Restrictive Covenants and Why They Matter to You

When buying a home or a piece of property, most people do not expect the big stack of documents delivered to them at closing.  These documents often include the Homeowners’ Association documents, plats or maps, and a large document entitled the “Declaration of Covenants, Conditions, and Reservations” (“CCRs”). 

Arguably the most important items an owner or prospective buyer should take particular note of are any documents containing restrictive covenants.  Restrictive covenants are restrictions tied to the actual property itself which limit an owner’s use of the property and can be enforced by surrounding property owners.  Although some restrictive covenants are found in deeds, many are located in the CCRs.  Most CCRs are daunting, if for no other reason than their length.  But the CCRs often contain vital information about restrictions placed on properties located or built within the neighborhood governed by the CCRs.  For example, restrictive covenants may limit your property use for residential purposes, lease restrictions may prevent rental of your home on a short-term basis (think AirBnB), and architectural restrictions may require compliance with a certain type of roof or design style. 

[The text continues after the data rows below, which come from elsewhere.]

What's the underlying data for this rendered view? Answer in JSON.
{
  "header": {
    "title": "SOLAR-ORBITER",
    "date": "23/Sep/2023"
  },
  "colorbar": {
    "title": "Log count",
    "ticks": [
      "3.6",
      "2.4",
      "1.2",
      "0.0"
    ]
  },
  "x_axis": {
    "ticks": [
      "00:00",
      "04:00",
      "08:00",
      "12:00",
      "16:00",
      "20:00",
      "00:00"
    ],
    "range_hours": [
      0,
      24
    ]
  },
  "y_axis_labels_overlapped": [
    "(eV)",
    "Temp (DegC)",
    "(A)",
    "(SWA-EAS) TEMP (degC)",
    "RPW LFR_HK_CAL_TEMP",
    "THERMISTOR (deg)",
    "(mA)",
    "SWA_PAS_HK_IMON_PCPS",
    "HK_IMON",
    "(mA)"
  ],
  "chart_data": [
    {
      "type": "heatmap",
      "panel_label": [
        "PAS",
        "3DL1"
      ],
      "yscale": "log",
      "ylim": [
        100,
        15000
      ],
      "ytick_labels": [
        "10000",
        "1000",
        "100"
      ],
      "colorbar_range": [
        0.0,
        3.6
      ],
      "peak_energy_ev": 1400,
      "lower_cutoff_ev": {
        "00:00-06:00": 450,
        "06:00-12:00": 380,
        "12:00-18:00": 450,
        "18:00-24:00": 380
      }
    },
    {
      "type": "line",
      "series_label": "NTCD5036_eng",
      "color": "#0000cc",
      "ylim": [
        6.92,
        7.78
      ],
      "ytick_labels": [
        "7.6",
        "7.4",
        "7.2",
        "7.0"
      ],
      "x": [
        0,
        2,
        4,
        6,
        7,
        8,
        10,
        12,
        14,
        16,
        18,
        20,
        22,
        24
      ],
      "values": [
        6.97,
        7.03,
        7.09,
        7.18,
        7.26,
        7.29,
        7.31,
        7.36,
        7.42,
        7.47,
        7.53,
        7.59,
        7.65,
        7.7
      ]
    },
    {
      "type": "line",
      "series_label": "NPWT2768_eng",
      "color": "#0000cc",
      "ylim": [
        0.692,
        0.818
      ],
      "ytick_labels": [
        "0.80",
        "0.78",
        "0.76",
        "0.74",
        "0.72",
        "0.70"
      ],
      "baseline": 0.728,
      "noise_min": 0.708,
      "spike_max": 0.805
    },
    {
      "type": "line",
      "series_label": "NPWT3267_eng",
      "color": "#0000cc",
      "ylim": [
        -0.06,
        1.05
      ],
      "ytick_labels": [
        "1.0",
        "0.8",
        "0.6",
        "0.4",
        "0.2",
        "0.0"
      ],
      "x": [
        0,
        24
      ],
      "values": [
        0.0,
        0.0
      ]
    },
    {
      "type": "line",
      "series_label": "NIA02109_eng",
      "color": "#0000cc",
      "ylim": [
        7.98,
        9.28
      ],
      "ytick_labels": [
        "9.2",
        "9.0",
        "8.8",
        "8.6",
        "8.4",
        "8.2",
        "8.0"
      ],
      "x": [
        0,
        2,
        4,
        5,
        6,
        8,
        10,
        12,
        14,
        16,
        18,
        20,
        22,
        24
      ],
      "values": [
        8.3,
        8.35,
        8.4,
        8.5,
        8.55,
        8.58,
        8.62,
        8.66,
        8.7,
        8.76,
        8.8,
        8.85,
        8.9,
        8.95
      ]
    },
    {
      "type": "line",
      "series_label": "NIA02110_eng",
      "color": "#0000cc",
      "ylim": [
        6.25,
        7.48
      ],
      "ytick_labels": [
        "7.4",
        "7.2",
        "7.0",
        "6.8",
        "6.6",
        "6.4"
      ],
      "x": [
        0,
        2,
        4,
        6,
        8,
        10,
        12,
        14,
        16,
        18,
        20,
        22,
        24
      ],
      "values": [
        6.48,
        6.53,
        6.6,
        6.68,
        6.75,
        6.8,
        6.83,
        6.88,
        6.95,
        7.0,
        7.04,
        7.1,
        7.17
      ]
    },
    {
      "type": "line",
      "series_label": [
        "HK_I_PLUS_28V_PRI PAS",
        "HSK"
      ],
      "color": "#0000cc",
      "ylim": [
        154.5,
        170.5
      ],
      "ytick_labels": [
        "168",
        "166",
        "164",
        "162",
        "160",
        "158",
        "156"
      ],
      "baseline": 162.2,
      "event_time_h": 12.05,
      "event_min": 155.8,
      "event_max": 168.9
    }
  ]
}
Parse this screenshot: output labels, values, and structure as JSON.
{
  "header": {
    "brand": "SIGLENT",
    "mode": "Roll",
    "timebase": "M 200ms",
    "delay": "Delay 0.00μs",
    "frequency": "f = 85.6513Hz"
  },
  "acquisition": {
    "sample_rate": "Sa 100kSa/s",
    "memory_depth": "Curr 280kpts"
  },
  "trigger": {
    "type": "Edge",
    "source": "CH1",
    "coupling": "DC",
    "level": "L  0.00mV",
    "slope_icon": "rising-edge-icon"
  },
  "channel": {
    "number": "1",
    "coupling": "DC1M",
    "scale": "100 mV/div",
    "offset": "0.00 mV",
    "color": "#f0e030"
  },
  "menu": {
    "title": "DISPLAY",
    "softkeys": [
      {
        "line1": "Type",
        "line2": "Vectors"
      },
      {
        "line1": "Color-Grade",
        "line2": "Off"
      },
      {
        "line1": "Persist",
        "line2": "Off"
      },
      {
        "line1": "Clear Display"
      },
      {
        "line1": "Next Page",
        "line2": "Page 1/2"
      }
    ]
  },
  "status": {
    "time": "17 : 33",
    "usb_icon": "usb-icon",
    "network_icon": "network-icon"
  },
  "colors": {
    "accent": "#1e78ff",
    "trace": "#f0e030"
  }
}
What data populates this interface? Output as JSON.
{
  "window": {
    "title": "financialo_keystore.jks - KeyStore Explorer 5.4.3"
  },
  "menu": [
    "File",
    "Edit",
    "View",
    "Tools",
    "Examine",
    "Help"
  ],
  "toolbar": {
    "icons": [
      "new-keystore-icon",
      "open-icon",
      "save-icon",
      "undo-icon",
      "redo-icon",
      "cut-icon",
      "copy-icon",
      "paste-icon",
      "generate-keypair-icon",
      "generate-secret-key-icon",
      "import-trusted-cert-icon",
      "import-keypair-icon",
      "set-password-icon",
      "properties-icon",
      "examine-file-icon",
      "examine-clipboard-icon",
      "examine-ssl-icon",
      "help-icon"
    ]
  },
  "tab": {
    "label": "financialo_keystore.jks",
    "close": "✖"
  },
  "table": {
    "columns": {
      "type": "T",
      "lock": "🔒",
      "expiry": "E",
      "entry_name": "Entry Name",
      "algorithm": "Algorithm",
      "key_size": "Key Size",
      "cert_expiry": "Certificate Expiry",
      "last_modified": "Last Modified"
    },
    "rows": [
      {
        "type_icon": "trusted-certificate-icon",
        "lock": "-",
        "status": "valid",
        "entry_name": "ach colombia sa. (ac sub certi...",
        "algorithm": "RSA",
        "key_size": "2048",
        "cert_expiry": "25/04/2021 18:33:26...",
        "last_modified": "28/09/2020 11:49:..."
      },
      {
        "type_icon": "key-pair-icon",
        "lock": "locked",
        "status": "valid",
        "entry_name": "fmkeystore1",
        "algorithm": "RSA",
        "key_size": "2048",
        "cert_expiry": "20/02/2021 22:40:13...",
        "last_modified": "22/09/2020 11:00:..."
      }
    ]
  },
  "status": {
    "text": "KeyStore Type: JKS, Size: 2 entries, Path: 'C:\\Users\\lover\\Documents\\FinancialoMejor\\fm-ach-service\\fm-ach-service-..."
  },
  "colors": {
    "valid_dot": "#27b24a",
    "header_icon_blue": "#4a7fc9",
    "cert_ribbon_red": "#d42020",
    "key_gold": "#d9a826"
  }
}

In addition to specific architectural restrictions, the CCRs frequently call for creation of an architectural committee (an “AC”).  The AC is a board of neighborhood members who, among other things, handle homeowner requests for CCR variances pursuant to the CCR’s.  The AC’s authority is significant, and items requiring AC approval under the CCRs should be taken seriously.  The AC can, and often will, require an unapproved project to be removed or torn-down even at great cost to the homeowner or builder. 

Restrictive covenants on your property, or on a piece of property you are considering acquiring, should be carefully considered and given appropriate attention.  Most importantly—READ the CCR’s!